Right, so, after IKEA and pool/souq day, it’s the pyramids. You can’t live in Egypt and say you haven’t seen the pyramids, so we did. Even though it was the high point of the whole trip, it’s also the hardest one to write about. I can’t really explain why.
We hired a guide for the whole day for 600LE, which included a driver and minibus. He was nice, very knowledgeable, and spoke English incredibly well – although by 3:00 we were teaching him a new English word: “hangry”. Even though we had intentions of getting to the pyramids fairly early, he was running a little late, so I don’t really know what time we got there. All I need to say is that it was very hot.
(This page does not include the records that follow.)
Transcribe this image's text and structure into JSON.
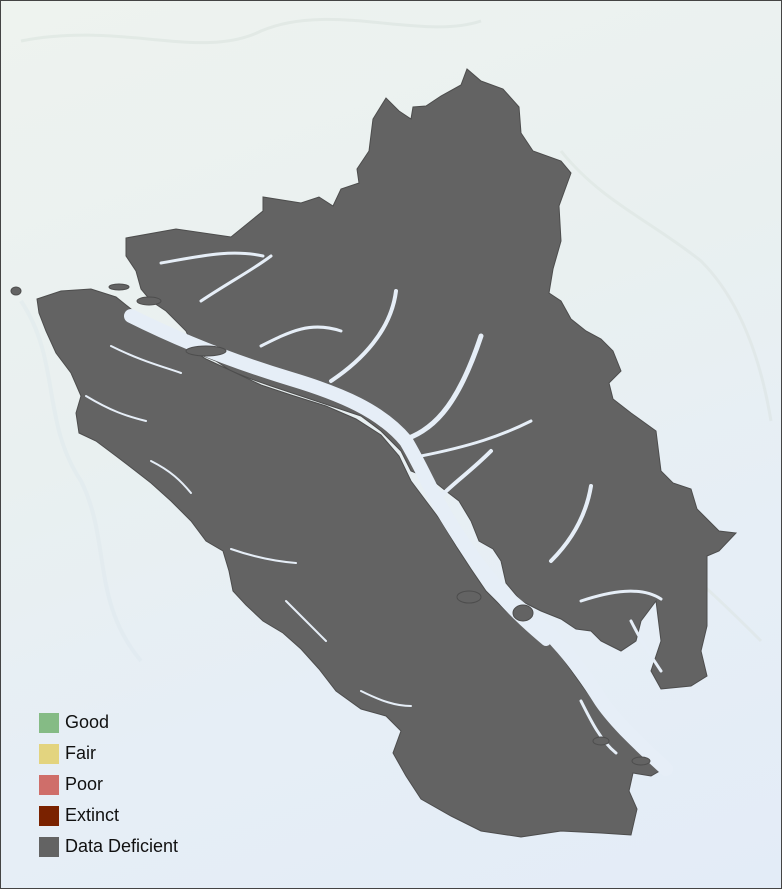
{
  "map": {
    "region_color": "#636363",
    "water_color": "#e6eef7",
    "land_background": "#eef3ef"
  },
  "legend": {
    "items": [
      {
        "label": "Good",
        "color": "#85bb85"
      },
      {
        "label": "Fair",
        "color": "#e3d47f"
      },
      {
        "label": "Poor",
        "color": "#cf6e6a"
      },
      {
        "label": "Extinct",
        "color": "#7a2200"
      },
      {
        "label": "Data Deficient",
        "color": "#636363"
      }
    ]
  }
}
After some strange security procedures (packing the bus, unpacking the bus, x-rays, metal detectors, repacking the bus), we went to buy our tickets. Giza plateau is 80LE/person ($10.25), and we also bought tickets to enter the second largest pyramid for 40LE each. The Great Pyramid was another 100LE, but we decided we could do it later.
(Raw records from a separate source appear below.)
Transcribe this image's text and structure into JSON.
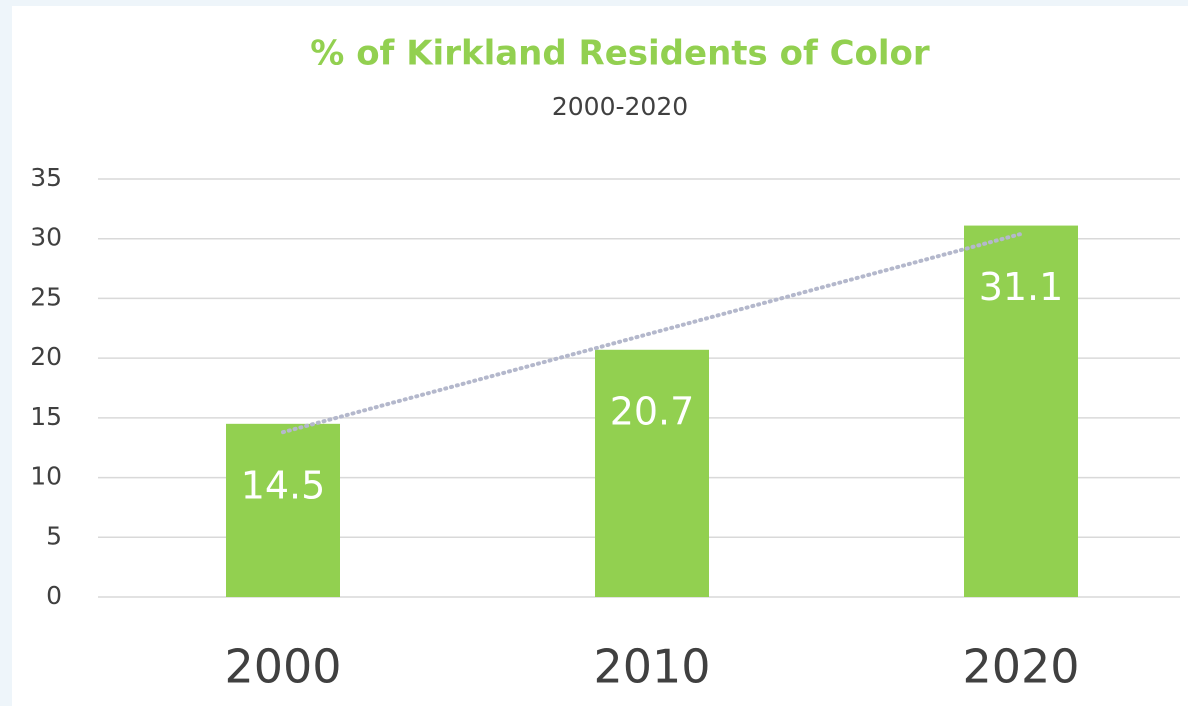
{
  "chart_data": {
    "type": "bar",
    "title": "% of Kirkland Residents of Color",
    "subtitle": "2000-2020",
    "categories": [
      "2000",
      "2010",
      "2020"
    ],
    "values": [
      14.5,
      20.7,
      31.1
    ],
    "color": "#92d050",
    "ylim": [
      0,
      35
    ],
    "yticks": [
      0,
      5,
      10,
      15,
      20,
      25,
      30,
      35
    ],
    "grid": true,
    "trendline": true
  }
}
The guide, Mohammed with a 4-year degree in tourism and an amazing wealth of knowledge about Egyptian history and mythology, told us all the stories we could possibly have wanted to know about the pyramids, one by one. We also stopped at a spot where the pictures are taken. It was all very tourist-y and awesome. We took a ton of very similar, very tan pictures. Many of them included camels, which, by the way, are everywhere around the pyramids. Some were just lying around waiting; some were being ridden by men trying to lure people onto them for photographs. The photographs were free, of course, but the story is that these touts won’t let you off their camels until you pay them an exorbitant amount of money, sometimes hundreds of pounds. Easy to resist, actually.
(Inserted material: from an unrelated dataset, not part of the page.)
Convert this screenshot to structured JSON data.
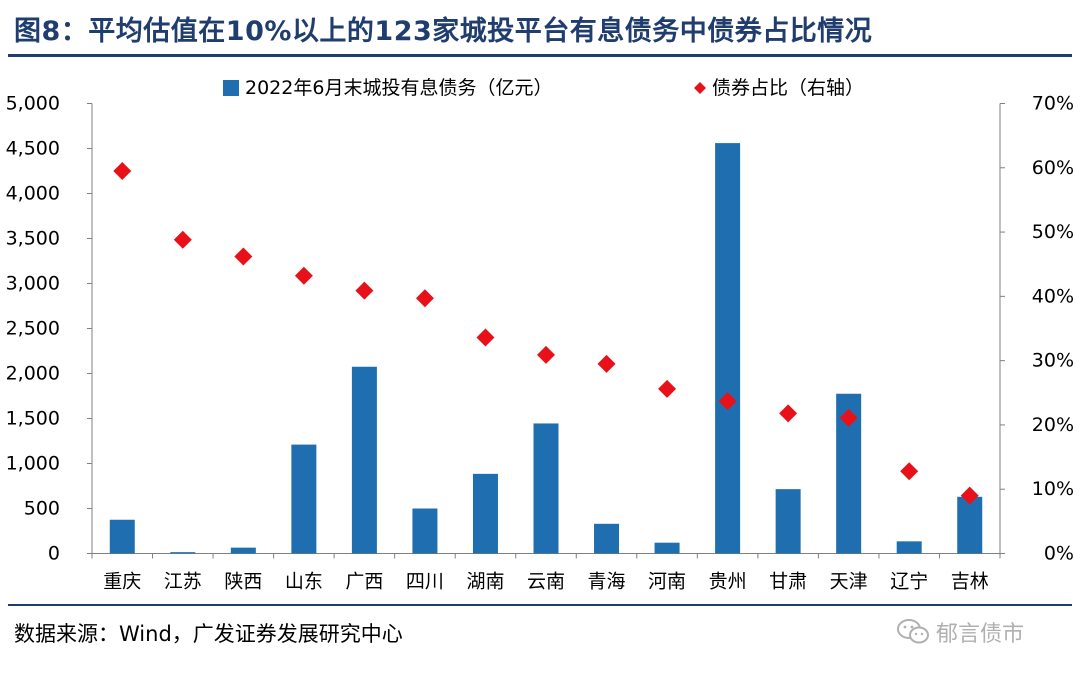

After the pyramids, we stopped at the Sphinx. More stories, more pictures. What do you even say about a place
almost 800,000 people visit every year? And many of you are those people. Giant piles of rocks, no one knows how they got there (but we can be pretty sure it wasn’t aliens); you can go inside of two of them, but the rooms are obviously empty now, and heavily vandalized with spray paint. No cameras are allowed inside the pyramids, so the only ones we can offer were taken quickly and aren’t very good. I would almost say that the culture on the plateau around the pyramids is more interesting than the pyramids themselves. Postcards won’t tell you that among all the tourists, there are hundreds of people just trying to squeeze a couple pounds out of anyone they can. It must work, too.
Anyway, after the pyramids we headed to the Egyptian Museum. Like almost every single other place in Egypt, photography is forbidden. This time I didn’t even try to sneak one, because there was nothing in that museum that you can’t find pictures of on the Internet. But again, Mohammed showed us that he “know[s] stuff” (his words, not mine), and it was all worth it. We could have made it around the pyramids without a guide. It wouldn’t have been as enjoyable, but possible. The museum, on the other hand, would have been insurmountable without someone to tell us what was actually worth looking at. Like this guy, whose eyes are made of something special (I was paying attention, I promise), and this guy, who was found in a room in front of the Sphinx that people now throw money into. And of course Tutankhamun, saved for last. We opted not to do the Mummy Room this time, because no one else wanted to pay 100 pounds and we could always go again later. There is a fascinating (and free) animal mummy room, though, which was great.
From the museum, we ate, went to the train station and boarded our train for home. The lesson there is to always check your ticket before you leave the ticket window.